Screens Are Distracting
Many of us who grew up in a close, nurturing family unit remember the evening meal as a sacred time of family unity. As a little kid, I wondered why, in a house where the TV was on a lot of the time, we couldn’t just keep it on while we eat. Of course, the answer was simple. Screens are distracting. Screens are meant to be watched, and out of habit we have a tendency to give them our undivided attention, much more so than with books or a leaflet. The colors mesmerize us. The changing slides hypnotize us. The technology dulls our minds and senses. And perhaps most of all, it vies for our attention as we gather, as a family, around our God’s table to share a meal and do God’s story together.
Screens Are Freaking Ugly
Screen installations often do violence to the theological meaning and natural beauty of the sanctuary. They obscure symbols of table, font, and pulpit. I’ve seen instances where screens even covered up the cross. And I don’t think it’s a stretch to say that the focus on technology has drastically changed church architecture and design. In fact, many of them look, feel, and sound like a cutting edge movie theater, high on technology, comfort, and accessibility, low on beauty, resonance, and theological meaning.
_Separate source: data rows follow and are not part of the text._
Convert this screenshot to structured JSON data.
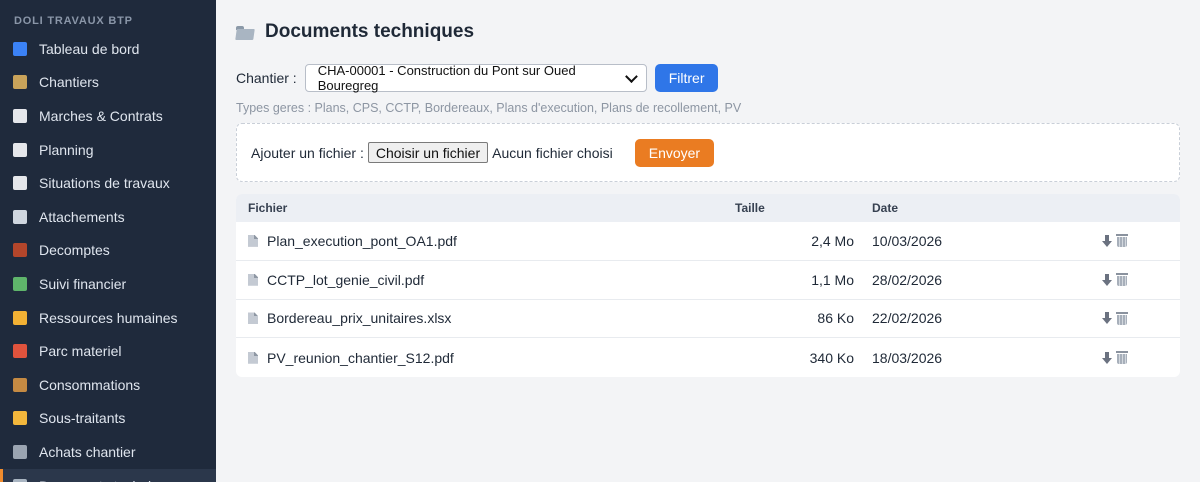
{
  "sidebar": {
    "brand": "DOLI TRAVAUX BTP",
    "items": [
      {
        "label": "Tableau de bord",
        "icon": "bar-chart-icon",
        "color": "#3b82f6"
      },
      {
        "label": "Chantiers",
        "icon": "crane-icon",
        "color": "#c9a35a"
      },
      {
        "label": "Marches & Contrats",
        "icon": "page-icon",
        "color": "#e5e7eb"
      },
      {
        "label": "Planning",
        "icon": "calendar-icon",
        "color": "#e5e7eb"
      },
      {
        "label": "Situations de travaux",
        "icon": "receipt-icon",
        "color": "#e5e7eb"
      },
      {
        "label": "Attachements",
        "icon": "ruler-icon",
        "color": "#cfd6df"
      },
      {
        "label": "Decomptes",
        "icon": "ledger-icon",
        "color": "#b4462b"
      },
      {
        "label": "Suivi financier",
        "icon": "money-icon",
        "color": "#5fb56b"
      },
      {
        "label": "Ressources humaines",
        "icon": "worker-icon",
        "color": "#f2b134"
      },
      {
        "label": "Parc materiel",
        "icon": "truck-icon",
        "color": "#e0533d"
      },
      {
        "label": "Consommations",
        "icon": "package-icon",
        "color": "#c58a43"
      },
      {
        "label": "Sous-traitants",
        "icon": "handshake-icon",
        "color": "#f3b73c"
      },
      {
        "label": "Achats chantier",
        "icon": "cart-icon",
        "color": "#9aa4b1"
      },
      {
        "label": "Documents techniques",
        "icon": "folder-icon",
        "color": "#a9b5c2"
      }
    ]
  },
  "header": {
    "title": "Documents techniques"
  },
  "filter": {
    "label": "Chantier :",
    "selected": "CHA-00001 - Construction du Pont sur Oued Bouregreg",
    "button": "Filtrer"
  },
  "types_text": "Types geres : Plans, CPS, CCTP, Bordereaux, Plans d'execution, Plans de recollement, PV",
  "upload": {
    "label": "Ajouter un fichier :",
    "choose_button": "Choisir un fichier",
    "no_file": "Aucun fichier choisi",
    "send_button": "Envoyer"
  },
  "table": {
    "headers": {
      "file": "Fichier",
      "size": "Taille",
      "date": "Date"
    },
    "rows": [
      {
        "file": "Plan_execution_pont_OA1.pdf",
        "size": "2,4 Mo",
        "date": "10/03/2026"
      },
      {
        "file": "CCTP_lot_genie_civil.pdf",
        "size": "1,1 Mo",
        "date": "28/02/2026"
      },
      {
        "file": "Bordereau_prix_unitaires.xlsx",
        "size": "86 Ko",
        "date": "22/02/2026"
      },
      {
        "file": "PV_reunion_chantier_S12.pdf",
        "size": "340 Ko",
        "date": "18/03/2026"
      }
    ]
  }
}
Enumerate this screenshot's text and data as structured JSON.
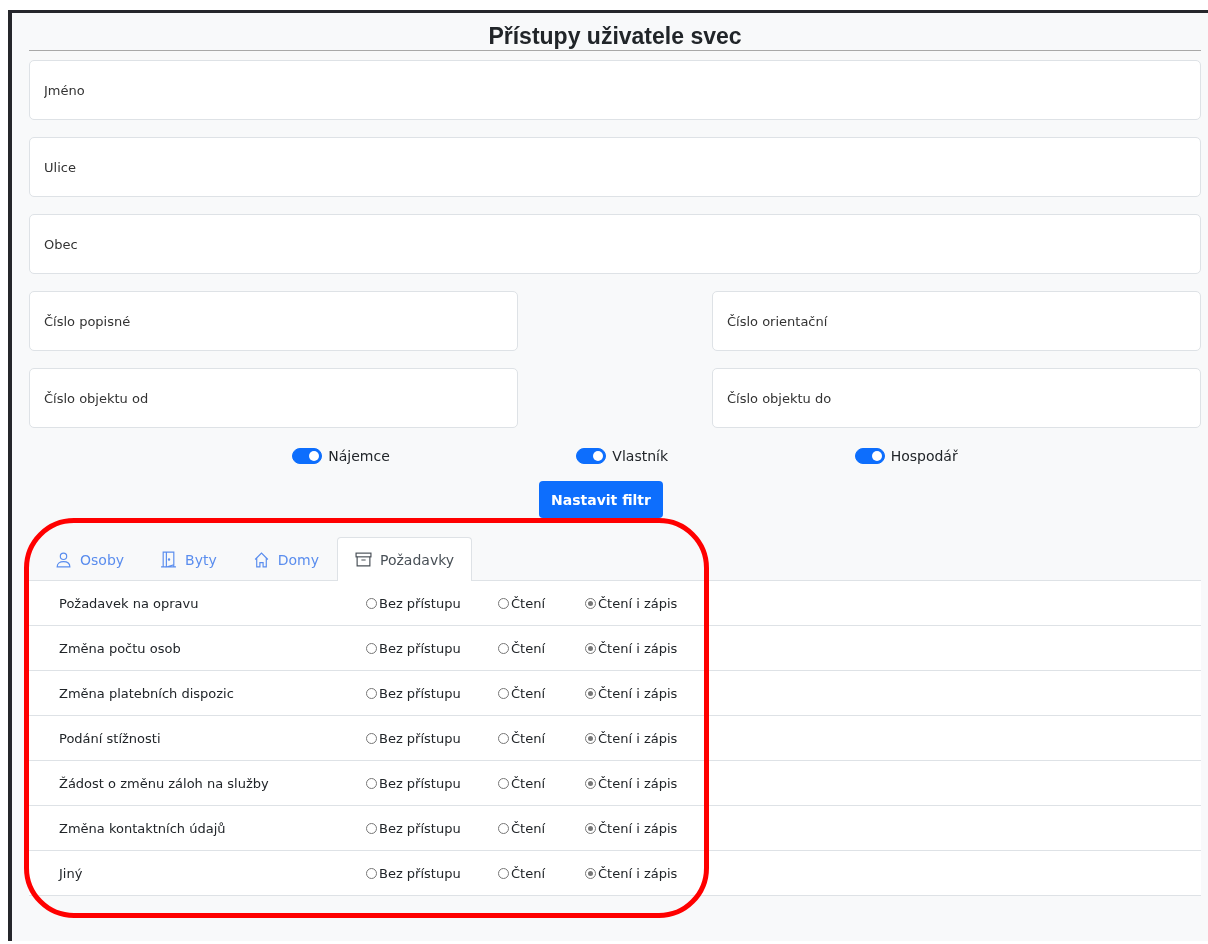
{
  "title": "Přístupy uživatele svec",
  "fields": [
    {
      "placeholder": "Jméno"
    },
    {
      "placeholder": "Ulice"
    },
    {
      "placeholder": "Obec"
    },
    {
      "placeholder": "Číslo popisné"
    },
    {
      "placeholder": "Číslo orientační"
    },
    {
      "placeholder": "Číslo objektu od"
    },
    {
      "placeholder": "Číslo objektu do"
    }
  ],
  "toggles": [
    {
      "label": "Nájemce",
      "on": true
    },
    {
      "label": "Vlastník",
      "on": true
    },
    {
      "label": "Hospodář",
      "on": true
    }
  ],
  "filter_button": "Nastavit filtr",
  "tabs": [
    {
      "label": "Osoby",
      "selected": false
    },
    {
      "label": "Byty",
      "selected": false
    },
    {
      "label": "Domy",
      "selected": false
    },
    {
      "label": "Požadavky",
      "selected": true
    }
  ],
  "rows": [
    {
      "name": "Požadavek na opravu",
      "options": [
        {
          "label": "Bez přístupu",
          "selected": false
        },
        {
          "label": "Čtení",
          "selected": false
        },
        {
          "label": "Čtení i zápis",
          "selected": true
        }
      ]
    },
    {
      "name": "Změna počtu osob",
      "options": [
        {
          "label": "Bez přístupu",
          "selected": false
        },
        {
          "label": "Čtení",
          "selected": false
        },
        {
          "label": "Čtení i zápis",
          "selected": true
        }
      ]
    },
    {
      "name": "Změna platebních dispozic",
      "options": [
        {
          "label": "Bez přístupu",
          "selected": false
        },
        {
          "label": "Čtení",
          "selected": false
        },
        {
          "label": "Čtení i zápis",
          "selected": true
        }
      ]
    },
    {
      "name": "Podání stížnosti",
      "options": [
        {
          "label": "Bez přístupu",
          "selected": false
        },
        {
          "label": "Čtení",
          "selected": false
        },
        {
          "label": "Čtení i zápis",
          "selected": true
        }
      ]
    },
    {
      "name": "Žádost o změnu záloh na služby",
      "options": [
        {
          "label": "Bez přístupu",
          "selected": false
        },
        {
          "label": "Čtení",
          "selected": false
        },
        {
          "label": "Čtení i zápis",
          "selected": true
        }
      ]
    },
    {
      "name": "Změna kontaktních údajů",
      "options": [
        {
          "label": "Bez přístupu",
          "selected": false
        },
        {
          "label": "Čtení",
          "selected": false
        },
        {
          "label": "Čtení i zápis",
          "selected": true
        }
      ]
    },
    {
      "name": "Jiný",
      "options": [
        {
          "label": "Bez přístupu",
          "selected": false
        },
        {
          "label": "Čtení",
          "selected": false
        },
        {
          "label": "Čtení i zápis",
          "selected": true
        }
      ]
    }
  ],
  "highlight": {
    "color": "#ff0000"
  }
}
Screens Produce Lazy, Uneducated Singers
There’s something about finding the hymn number, opening the book, and holding it as you sing that engages mind and body in the act of congregational singing. Even in settings where hymnals are available, fewer individuals seem to be attentive and disciplined about the task of congregational singing. Even for amateur or beginning musicians, there is much from the printed score that can be absorbed by continuous exposure. Rhythm, syllabification, and melodic direction can be learned.
In the short term, screens disengage singers. In the long term, they contribute to a decline in the church’s ability to follow the scriptural admonition to sing God’s story.
Screens Lead to Poor Singing Posture
The only way for screens to be seen is to place them above the congregation’s eye level. You can’t sing well with an elevated chin. In contrast hymnals or other printed materials are quite easily held at a comfortable level for good singing posture. Despite the objection that people will just sing down into the hymnal, this problem can be easily corrected with good modeling and minimal instruction.
Screen Time Is Bad for Everyone
The studies are continuing to speak: looking at a screen is very bad for small children. That alone should be enough for us to pull the plug. But excessive screen time can also cause damaging effects – including grey matter shrinkage, poorer cognitive performance, eye strain, and problems processing emotions – in adults. Perhaps physical books are merely an older form of technology, but they certainly do not carry the risk of electronic media.
But We Can’t Just Get Rid of Them!
This answer has become increasingly unpopular, but I think it’s inescapable. We must stop over-stimulating. We have to be honest that the very presence of visual media can limit congregational engagement, stifle creativity, and worst of all, enslave us to its use. The negative reaction this post is likely to receive may be proof enough that we’re already dependent past the point of easy return.
The fear exists that we may lose butts in the seats if we require too much. Screens, after all, make things all too easy. To be sure, worship that requires mindful engagement asks much more from our congregations, but it can do wonders in grounding us in the sacrament of the present moment and engaging our minds in the work of the people.
Like any healthy family, can’t we just sit down at the Table together without turning on a screen?
I don’t think that’s too much to ask.
Otherwise, the doors to beautiful and meaningful Christian worship may continue to close.